Lors de son dernier discours public en tant que Chef d’état-major de la défense britannique, l’amiral Sir Tony Radakin a mis en garde contre une vision simpliste et binaire de la défense du Royaume-Uni. Il a souligné que réduire l’avenir des forces armées à des débats du type « soit l’un, soit l’autre » ne correspond pas à la réalité des défis modernes.
Intervenant au Centre pour les études stratégiques et internationales (CSIS) à Washington, il a expliqué que la plupart des enjeux sécuritaires actuels nécessitent une approche combinée : « Dans la majorité des cas, la réponse doit être ‘et’. La puissance dure et la puissance douce. Le régional et le global. L’Atlantique et le Pacifique. »
Radakin a étendu cette mise en garde au domaine des technologies de défense, rejetant l’idée que les nouveaux systèmes doivent automatiquement remplacer les capacités existantes. « C’est un faux dilemme que de penser que nous pouvons simplement abandonner entièrement l’ancien pour faire place au neuf, ou qu’il y a un compromis simple à faire entre capacité et quantité », a-t-il affirmé.
Il a rappelé une période il y a quinze ans, où la priorité était donnée à la contre-insurrection en Afghanistan, et où les plateformes considérées comme peu adaptées à cette mission étaient fréquemment remises en question. « Pourquoi la Marine construisait-elle des destroyers anti-aériens quand tout ce qu’elle avait vraiment besoin, c’était de corvettes à bas coût pour lutter contre les pirates somaliens ? Et l’Armée de l’air ne pouvait-elle pas se contenter de Tucanos plutôt que de Typhoons ? »
Selon Radakin, le maintien des capacités de combat de haute intensité à cette époque a porté ses fruits.
« Heureusement, nous nous sommes efforcés de protéger suffisamment ce type de plateformes – et de préserver les réflexes de combat nécessaires pour une confrontation avec un adversaire de même niveau. Et c’est bien que nous l’ayons fait, car ce sont précisément ces ‘gros bâtons’ et ces capacités qui sont aujourd’hui demandés pour contrer la Russie renaissante et défendre contre les missiles longue portée que les Houthis utilisent dans la mer Rouge. »
Le CDS sortant a souligné que la posture stratégique du Royaume-Uni bénéficie à la fois du maintien de ces atouts et de l’intégration des technologies émergentes. « Nous prenons beaucoup de bonnes décisions stratégiques, plus que ce que nous nous attribuons.

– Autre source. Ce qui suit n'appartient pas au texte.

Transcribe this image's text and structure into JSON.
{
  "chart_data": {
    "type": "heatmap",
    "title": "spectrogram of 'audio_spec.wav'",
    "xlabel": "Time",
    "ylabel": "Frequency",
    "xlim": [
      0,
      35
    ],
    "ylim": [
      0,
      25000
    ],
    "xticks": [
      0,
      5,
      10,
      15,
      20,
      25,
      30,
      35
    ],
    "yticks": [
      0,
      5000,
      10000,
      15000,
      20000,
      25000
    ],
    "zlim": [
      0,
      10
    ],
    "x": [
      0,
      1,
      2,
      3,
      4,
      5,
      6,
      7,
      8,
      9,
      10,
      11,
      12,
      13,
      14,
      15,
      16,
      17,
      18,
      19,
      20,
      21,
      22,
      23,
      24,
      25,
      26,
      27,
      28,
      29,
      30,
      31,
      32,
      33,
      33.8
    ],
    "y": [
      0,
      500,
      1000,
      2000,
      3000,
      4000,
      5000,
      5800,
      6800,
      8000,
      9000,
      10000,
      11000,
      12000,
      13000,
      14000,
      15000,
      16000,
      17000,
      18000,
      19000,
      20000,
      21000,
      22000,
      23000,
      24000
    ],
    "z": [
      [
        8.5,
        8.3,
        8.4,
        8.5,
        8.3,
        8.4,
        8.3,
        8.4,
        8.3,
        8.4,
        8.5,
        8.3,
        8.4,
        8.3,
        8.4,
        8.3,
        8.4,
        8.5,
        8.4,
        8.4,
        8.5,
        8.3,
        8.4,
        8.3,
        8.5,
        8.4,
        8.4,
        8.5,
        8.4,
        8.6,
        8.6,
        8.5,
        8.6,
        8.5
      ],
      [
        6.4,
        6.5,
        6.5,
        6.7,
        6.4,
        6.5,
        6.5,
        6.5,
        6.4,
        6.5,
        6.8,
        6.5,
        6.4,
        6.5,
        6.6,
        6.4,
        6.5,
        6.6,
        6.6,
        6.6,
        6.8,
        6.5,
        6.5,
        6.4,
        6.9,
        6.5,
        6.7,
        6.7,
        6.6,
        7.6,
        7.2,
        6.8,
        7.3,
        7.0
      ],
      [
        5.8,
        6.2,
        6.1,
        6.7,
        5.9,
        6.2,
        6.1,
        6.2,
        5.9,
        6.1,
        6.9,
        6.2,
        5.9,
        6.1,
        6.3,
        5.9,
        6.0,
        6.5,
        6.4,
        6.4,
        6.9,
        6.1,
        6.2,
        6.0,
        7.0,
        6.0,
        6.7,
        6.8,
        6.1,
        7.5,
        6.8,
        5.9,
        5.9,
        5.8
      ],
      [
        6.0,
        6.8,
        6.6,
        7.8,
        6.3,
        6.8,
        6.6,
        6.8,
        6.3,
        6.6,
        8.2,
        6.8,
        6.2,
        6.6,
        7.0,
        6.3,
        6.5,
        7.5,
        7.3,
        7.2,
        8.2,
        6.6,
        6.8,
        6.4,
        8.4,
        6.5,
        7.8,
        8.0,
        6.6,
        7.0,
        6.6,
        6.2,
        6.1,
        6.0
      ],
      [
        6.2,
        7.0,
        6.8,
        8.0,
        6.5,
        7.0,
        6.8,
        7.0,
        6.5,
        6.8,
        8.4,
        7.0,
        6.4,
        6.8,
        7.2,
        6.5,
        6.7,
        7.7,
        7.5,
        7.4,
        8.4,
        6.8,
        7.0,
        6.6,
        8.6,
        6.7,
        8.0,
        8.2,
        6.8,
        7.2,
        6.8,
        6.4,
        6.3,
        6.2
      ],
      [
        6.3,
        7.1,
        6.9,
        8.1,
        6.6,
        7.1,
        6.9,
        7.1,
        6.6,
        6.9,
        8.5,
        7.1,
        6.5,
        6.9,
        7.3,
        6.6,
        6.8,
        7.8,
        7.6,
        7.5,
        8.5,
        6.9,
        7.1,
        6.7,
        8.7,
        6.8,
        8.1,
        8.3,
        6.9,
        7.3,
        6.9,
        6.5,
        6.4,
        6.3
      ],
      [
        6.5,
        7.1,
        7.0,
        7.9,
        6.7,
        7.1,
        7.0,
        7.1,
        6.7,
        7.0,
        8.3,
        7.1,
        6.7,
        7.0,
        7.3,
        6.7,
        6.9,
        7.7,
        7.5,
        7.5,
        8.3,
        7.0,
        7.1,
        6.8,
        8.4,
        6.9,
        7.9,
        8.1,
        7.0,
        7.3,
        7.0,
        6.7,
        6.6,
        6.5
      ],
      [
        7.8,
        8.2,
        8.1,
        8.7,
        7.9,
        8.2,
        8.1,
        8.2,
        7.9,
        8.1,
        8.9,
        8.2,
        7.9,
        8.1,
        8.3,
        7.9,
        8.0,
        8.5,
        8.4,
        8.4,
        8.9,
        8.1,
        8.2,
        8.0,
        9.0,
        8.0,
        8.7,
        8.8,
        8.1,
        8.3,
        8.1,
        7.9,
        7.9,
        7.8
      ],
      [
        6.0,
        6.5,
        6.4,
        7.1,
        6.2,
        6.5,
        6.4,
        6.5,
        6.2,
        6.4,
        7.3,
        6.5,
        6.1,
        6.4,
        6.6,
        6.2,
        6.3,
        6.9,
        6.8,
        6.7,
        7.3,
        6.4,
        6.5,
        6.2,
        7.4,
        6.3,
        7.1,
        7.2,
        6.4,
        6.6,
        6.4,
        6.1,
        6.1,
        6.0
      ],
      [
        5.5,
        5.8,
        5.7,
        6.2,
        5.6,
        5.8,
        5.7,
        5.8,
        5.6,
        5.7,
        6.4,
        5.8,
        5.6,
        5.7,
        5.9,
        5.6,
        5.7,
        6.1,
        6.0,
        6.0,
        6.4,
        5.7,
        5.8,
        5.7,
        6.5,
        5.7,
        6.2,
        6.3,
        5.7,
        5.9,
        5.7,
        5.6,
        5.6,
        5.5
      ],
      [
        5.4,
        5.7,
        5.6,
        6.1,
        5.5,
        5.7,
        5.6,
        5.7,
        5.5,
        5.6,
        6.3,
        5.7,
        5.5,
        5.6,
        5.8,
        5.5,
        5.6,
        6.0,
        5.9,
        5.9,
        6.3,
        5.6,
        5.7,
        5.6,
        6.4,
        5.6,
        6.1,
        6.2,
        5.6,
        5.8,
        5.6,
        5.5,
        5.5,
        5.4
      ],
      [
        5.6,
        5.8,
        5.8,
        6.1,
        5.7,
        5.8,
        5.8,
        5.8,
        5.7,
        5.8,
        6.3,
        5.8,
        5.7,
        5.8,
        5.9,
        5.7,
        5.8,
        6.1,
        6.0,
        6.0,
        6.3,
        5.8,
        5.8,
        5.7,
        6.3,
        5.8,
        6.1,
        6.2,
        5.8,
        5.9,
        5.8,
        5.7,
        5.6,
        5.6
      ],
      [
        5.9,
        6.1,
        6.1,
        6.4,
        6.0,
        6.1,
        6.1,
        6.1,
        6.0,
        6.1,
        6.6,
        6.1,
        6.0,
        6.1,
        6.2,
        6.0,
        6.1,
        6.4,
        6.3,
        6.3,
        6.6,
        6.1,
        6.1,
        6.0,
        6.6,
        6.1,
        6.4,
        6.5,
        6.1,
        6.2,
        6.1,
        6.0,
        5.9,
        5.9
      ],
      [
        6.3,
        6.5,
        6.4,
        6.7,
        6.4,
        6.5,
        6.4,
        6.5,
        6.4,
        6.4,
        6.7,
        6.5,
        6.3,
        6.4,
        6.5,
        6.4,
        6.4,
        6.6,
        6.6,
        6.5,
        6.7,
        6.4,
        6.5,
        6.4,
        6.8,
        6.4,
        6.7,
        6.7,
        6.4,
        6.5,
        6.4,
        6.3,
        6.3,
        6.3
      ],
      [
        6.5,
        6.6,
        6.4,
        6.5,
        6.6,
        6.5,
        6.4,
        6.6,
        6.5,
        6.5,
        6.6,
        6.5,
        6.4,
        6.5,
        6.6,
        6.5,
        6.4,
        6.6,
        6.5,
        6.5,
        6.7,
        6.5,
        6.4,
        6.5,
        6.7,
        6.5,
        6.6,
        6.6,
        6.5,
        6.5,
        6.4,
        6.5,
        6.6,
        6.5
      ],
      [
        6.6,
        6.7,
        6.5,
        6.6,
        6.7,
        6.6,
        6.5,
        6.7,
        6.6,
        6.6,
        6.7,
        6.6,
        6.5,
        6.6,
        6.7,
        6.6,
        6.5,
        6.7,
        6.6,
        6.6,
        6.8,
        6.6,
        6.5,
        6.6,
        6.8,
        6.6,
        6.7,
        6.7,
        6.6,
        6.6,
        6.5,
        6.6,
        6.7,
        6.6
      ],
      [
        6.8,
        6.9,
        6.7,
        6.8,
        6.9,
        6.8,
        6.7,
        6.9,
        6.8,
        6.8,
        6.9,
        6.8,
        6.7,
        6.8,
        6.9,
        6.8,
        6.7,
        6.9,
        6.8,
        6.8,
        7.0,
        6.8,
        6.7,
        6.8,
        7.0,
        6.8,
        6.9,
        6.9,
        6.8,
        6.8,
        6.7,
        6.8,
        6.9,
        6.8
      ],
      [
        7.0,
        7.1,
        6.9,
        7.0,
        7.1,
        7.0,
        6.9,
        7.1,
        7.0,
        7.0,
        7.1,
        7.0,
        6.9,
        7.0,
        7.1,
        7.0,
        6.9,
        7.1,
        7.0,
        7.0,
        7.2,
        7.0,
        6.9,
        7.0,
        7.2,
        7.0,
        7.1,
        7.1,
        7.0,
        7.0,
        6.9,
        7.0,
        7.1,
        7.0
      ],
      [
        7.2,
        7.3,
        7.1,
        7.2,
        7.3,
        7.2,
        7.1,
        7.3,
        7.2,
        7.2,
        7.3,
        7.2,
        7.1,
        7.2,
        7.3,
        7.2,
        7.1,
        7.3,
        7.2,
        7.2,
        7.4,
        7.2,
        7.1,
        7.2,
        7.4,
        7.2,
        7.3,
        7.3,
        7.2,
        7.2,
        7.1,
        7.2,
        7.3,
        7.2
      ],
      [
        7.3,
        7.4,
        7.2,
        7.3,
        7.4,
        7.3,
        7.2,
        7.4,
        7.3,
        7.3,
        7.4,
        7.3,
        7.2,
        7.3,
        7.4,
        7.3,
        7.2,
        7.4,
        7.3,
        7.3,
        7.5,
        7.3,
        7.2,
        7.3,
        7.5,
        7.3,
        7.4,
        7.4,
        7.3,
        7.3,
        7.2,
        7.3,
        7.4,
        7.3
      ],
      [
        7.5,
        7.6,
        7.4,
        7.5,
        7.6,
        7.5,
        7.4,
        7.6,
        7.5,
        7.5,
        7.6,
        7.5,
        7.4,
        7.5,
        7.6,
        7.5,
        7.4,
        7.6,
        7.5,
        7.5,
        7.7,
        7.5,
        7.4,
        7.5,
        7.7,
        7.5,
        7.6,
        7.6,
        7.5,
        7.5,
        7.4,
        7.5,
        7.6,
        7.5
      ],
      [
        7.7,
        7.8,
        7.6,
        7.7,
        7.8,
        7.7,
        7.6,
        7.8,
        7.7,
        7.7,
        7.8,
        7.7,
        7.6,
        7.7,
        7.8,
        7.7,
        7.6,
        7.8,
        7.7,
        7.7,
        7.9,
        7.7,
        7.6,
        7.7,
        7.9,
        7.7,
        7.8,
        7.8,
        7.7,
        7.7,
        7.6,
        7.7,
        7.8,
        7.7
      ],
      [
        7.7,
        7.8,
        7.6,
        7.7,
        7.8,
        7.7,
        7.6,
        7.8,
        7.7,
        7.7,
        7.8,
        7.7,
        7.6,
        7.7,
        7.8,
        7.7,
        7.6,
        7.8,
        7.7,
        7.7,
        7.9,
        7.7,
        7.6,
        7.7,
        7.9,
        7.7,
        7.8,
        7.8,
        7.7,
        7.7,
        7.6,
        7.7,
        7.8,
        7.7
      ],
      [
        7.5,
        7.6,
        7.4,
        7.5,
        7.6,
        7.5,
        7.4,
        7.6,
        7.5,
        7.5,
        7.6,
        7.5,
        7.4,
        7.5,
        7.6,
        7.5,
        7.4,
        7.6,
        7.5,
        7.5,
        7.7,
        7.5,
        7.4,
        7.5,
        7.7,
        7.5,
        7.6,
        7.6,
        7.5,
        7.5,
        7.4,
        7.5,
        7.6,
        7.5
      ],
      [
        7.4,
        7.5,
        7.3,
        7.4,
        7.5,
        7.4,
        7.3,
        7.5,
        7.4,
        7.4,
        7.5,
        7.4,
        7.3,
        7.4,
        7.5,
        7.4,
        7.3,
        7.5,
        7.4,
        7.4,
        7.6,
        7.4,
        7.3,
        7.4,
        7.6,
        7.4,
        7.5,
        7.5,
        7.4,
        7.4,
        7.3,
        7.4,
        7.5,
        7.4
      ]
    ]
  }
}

Nous sommes meilleurs en stratégie que ce que nous pensons », a-t-il déclaré.
Cependant, il a averti que les évolutions rapides du contexte mondial rendent la flexibilité indispensable : « Il faut se méfier des choix simplistes… La résilience, la redondance et la capacité à se réadapter sont les clés de la sécurité à long terme. »
Enfin, Radakin a insisté sur le fait que le futur équilibre des forces ne doit pas sacrifier les plateformes militaires traditionnelles au profit exclusif des systèmes sans pilote ou à faible coût. « Nous aurons toujours besoin de sous-marins, d’avions de combat et de véhicules blindés à côté de nos nombreuses flottes de drones et systèmes autonomes », a-t-il conclu, plaçant le débat sur un équilibre plutôt qu’un remplacement.